Rupsen, the king, seeing these four heads on the ground, said in his heart, "For my sake has the family of Birbal been destroyed. Kingly power, for the purpose of upholding which the destruction of a whole household is necessary, is a mere curse, and to carry on government in this manner is not just." He then took up the sword and was about to slay himself, when the Destroying Goddess, probably satisfied with bloodshed, stayed his hand, bidding him at the same time ask any boon he pleased.
The generous monarch begged, thereupon, that his faithful servant might be restored to life, together with all his high-minded family; and the goddess Devi in the twinkling of an eye fetched from Patala, the regions below the earth, a vase full of Amrita, the water of immortality, sprinkled it upon the dead, and raised them all as before. After which the whole party walked leisurely home, and in due time the king divided his throne with his friend Birbal.
Having stopped for a moment, the Baital proceeded to remark, in a sententious tone, "Happy the servant who grudges not his own life to save that of his master! And happy, thrice happy the master who can annihilate all greedy longing for existence and worldly prosperity. Raja, I have to ask thee one searching question--Of these five, who was the greatest fool?"

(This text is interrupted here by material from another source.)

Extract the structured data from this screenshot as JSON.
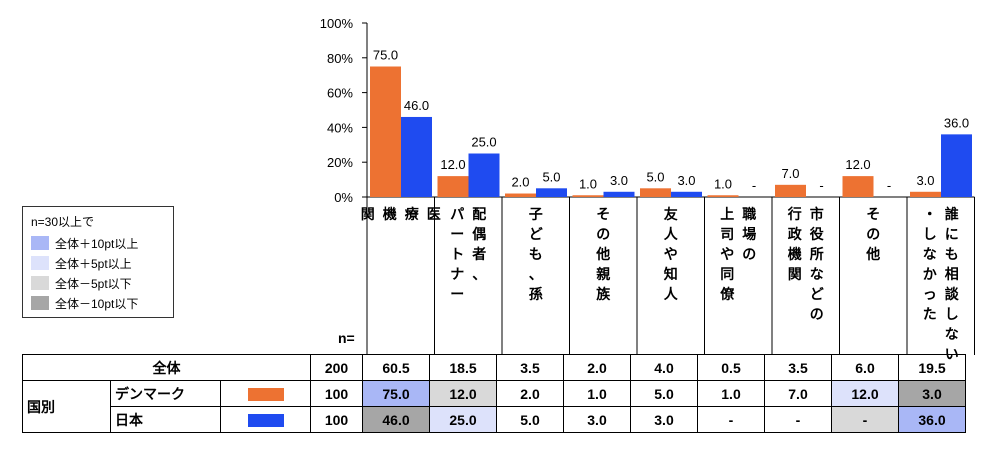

"Demon!" exclaimed the great Vikram, all whose cherished feelings about fidelity and family affection, obedience, and high-mindedness, were outraged by this Vampire view of the question; "if thou meanest by the greatest fool the noblest mind, I reply without hesitating Rupsen, the king."
"Why, prithee?" asked the Baital.
"Because, dull demon," said the king, "Birbal was bound to offer up his life for a master who treated him so generously; the son could not disobey his father, and the women naturally and instinctively killed themselves, because the example was set to them. But Rupsen the king gave up his throne for the sake of his retainer, and valued not a straw his life and his high inducements to live. For this reason I think him the most meritorious."
"Surely, mighty Vikram," laughed the Vampire, "you will be tired of ever clambering up yon tall tree, even had you the legs and arms of Hanuman himself."
And so saying he disappeared from the cloth, although it had been placed upon the ground.
But the poor Baital had little reason to congratulate himself on the success of his escape. In a short time he was again bundled into the cloth with the usual want of ceremony, and he revenged himself by telling another true story.